Un comité de pilotage s'est pourtant tenu en 2014, à l'initiative de Noël Le Graët, président de la FFF. A l'issue des discussions, la Fédération a annoncé qu'aucun match de foot ne serait joué en Corse le 5 mai, ni aucune finale de la Coupe de France. "Depuis 1992, plus aucune rencontre n'est jouée en Corse à cette date, nous n'avons pas attendu la FFF, répond Josepha Guidicelli. Ne pas étendre cette décision au reste de la France, c'est faire croire qu'il s'agit d'une catastrophe corso-corse, alors que c'est un drame national."

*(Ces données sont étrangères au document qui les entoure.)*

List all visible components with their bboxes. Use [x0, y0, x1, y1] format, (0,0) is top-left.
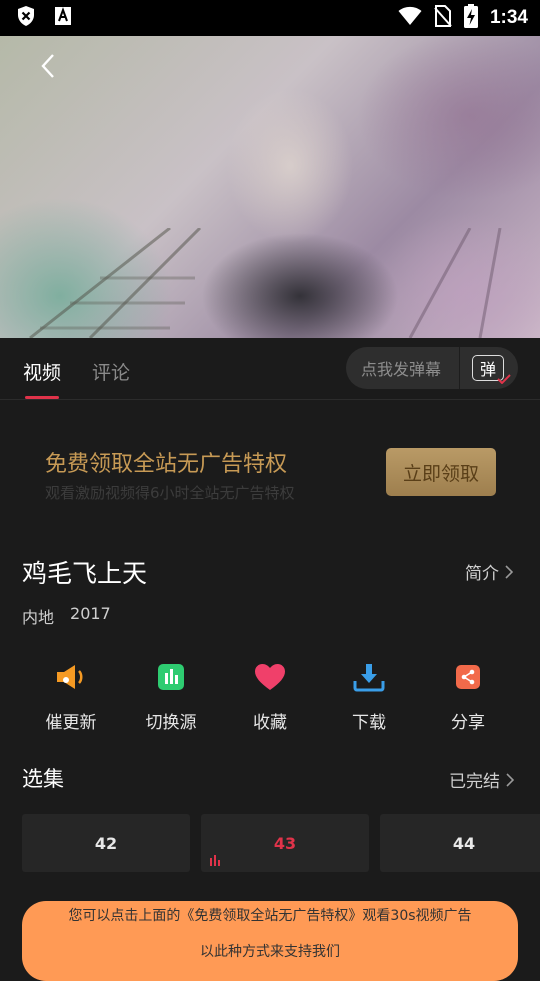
video-frame-art — [29, 228, 502, 338]
status-time: 1:34 — [489, 7, 528, 28]
status-bar: 1:34 — [0, 0, 540, 36]
episodes-title: 选集 — [22, 767, 64, 791]
notice-line-2: 以此种方式来支持我们 — [200, 944, 340, 960]
share-icon — [456, 665, 480, 689]
episodes-status: 已完结 — [449, 772, 500, 792]
tab-active-indicator — [25, 396, 59, 399]
battery-charging-icon — [463, 4, 478, 32]
switch-source-button[interactable]: 切换源 — [126, 660, 216, 733]
favorite-label: 收藏 — [253, 713, 287, 733]
no-sim-icon — [434, 5, 452, 31]
promo-subtitle: 观看激励视频得6小时全站无广告特权 — [45, 484, 295, 502]
promo-title: 免费领取全站无广告特权 — [45, 452, 288, 477]
back-button[interactable] — [34, 52, 62, 80]
source-switch-icon — [158, 664, 184, 690]
download-label: 下载 — [352, 713, 386, 733]
download-icon — [353, 664, 385, 692]
now-playing-icon — [210, 855, 220, 866]
episode-list: 42 43 44 — [22, 814, 540, 872]
danmu-input[interactable]: 点我发弹幕 — [346, 347, 460, 389]
chevron-right-icon — [505, 564, 513, 579]
font-a-icon — [54, 6, 72, 30]
megaphone-icon — [57, 665, 83, 689]
promo-banner: 免费领取全站无广告特权 观看激励视频得6小时全站无广告特权 立即领取 — [22, 424, 520, 524]
urge-update-button[interactable]: 催更新 — [26, 660, 116, 733]
switch-source-label: 切换源 — [145, 713, 197, 733]
favorite-button[interactable]: 收藏 — [225, 660, 315, 733]
intro-label: 简介 — [465, 564, 499, 584]
tab-comments[interactable]: 评论 — [92, 358, 130, 385]
share-label: 分享 — [451, 713, 485, 733]
episode-item[interactable]: 42 — [22, 814, 190, 872]
show-title: 鸡毛飞上天 — [22, 559, 148, 588]
episode-number: 42 — [94, 833, 118, 853]
show-meta: 内地 2017 — [22, 604, 111, 628]
chevron-right-icon — [506, 772, 514, 787]
claim-now-button[interactable]: 立即领取 — [386, 448, 496, 496]
episodes-status-link[interactable]: 已完结 — [449, 767, 514, 792]
show-region: 内地 — [22, 608, 55, 627]
danmu-bar: 点我发弹幕 弹 — [346, 347, 518, 389]
action-row: 催更新 切换源 收藏 下载 分享 — [0, 660, 540, 740]
intro-link[interactable]: 简介 — [465, 559, 513, 584]
danmu-toggle-label: 弹 — [479, 360, 496, 379]
chevron-left-icon — [41, 54, 54, 78]
episode-number: 43 — [273, 833, 297, 853]
episode-number: 44 — [452, 833, 476, 853]
wifi-icon — [398, 6, 422, 30]
share-button[interactable]: 分享 — [423, 660, 513, 733]
urge-update-label: 催更新 — [45, 713, 97, 733]
support-notice: 您可以点击上面的《免费领取全站无广告特权》观看30s视频广告 以此种方式来支持我… — [22, 901, 518, 981]
download-button[interactable]: 下载 — [324, 660, 414, 733]
notice-line-1: 您可以点击上面的《免费领取全站无广告特权》观看30s视频广告 — [68, 908, 472, 924]
show-year: 2017 — [70, 604, 111, 623]
heart-icon — [255, 664, 285, 690]
danmu-toggle-button[interactable]: 弹 — [472, 355, 511, 384]
check-icon — [497, 374, 511, 384]
shield-x-icon — [16, 5, 36, 31]
episode-item[interactable]: 44 — [380, 814, 540, 872]
video-player[interactable] — [0, 36, 540, 338]
tab-video[interactable]: 视频 — [23, 358, 61, 385]
episode-item-active[interactable]: 43 — [201, 814, 369, 872]
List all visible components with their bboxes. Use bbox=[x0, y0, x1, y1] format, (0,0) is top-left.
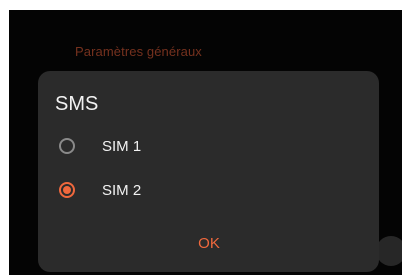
option-sim-2[interactable]: SIM 2 bbox=[38, 170, 379, 214]
option-sim-1[interactable]: SIM 1 bbox=[38, 126, 379, 170]
option-label: SIM 2 bbox=[102, 182, 142, 199]
option-label: SIM 1 bbox=[102, 138, 142, 155]
dialog-title: SMS bbox=[55, 93, 99, 115]
sms-sim-dialog: SMS SIM 1 SIM 2 OK bbox=[38, 71, 379, 272]
ok-button[interactable]: OK bbox=[178, 229, 240, 259]
screen: Paramètres généraux SMS SIM 1 SIM 2 OK bbox=[0, 0, 402, 275]
status-bar bbox=[0, 0, 402, 10]
radio-unchecked-icon[interactable] bbox=[59, 138, 75, 154]
radio-checked-icon[interactable] bbox=[59, 182, 75, 198]
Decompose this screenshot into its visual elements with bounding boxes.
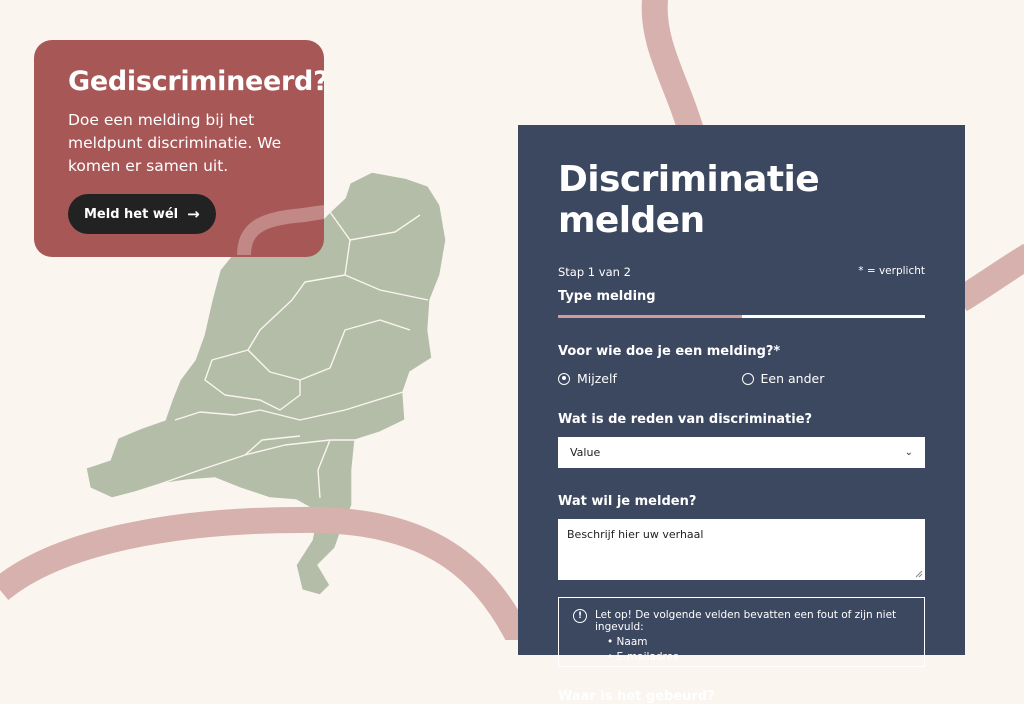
report-button[interactable]: Meld het wél → xyxy=(68,194,216,234)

Le Collectif des victimes de la catastrophe de Furiani a donc porté l'affaire devant le secrétaire d'Etat aux Sports, Thierry Braillard, rapporte France 3 Corse. "Une nouvelle rencontre doit avoir lieu le 10 juin avec, on l'espère, toutes les parties prenantes", indique Bastien Dumas-Paoli. Le gouvernement n'a pour l'instant pas confirmé si la FFF et la LFP seront représentées. "Le secrétaire d'Etat semble à l'écoute, les diffuseurs ne sont pas opposés à ce qu'il n'y ait pas de match un 5 mai, plusieurs clubs et footballeurs nous soutiennent, affirme Josepha Guidicelli. Il n'y a que les instances qui font obstacle."

Le Collectif estime qu'il ne "demande pas la lune". Selon ses calculs, l'interdiction de jouer à cette date ne perturberait le championnat qu'à sept reprises durant les cinquante années à venir. "Tout ce que l'on demande, c'est un jour. François Mitterrand avait promis qu'il n'y aurait plus de foot un 5 mai, rappelle Josepha Guidicelli. Pour l'instant, la promesse n'est pas du tout tenue."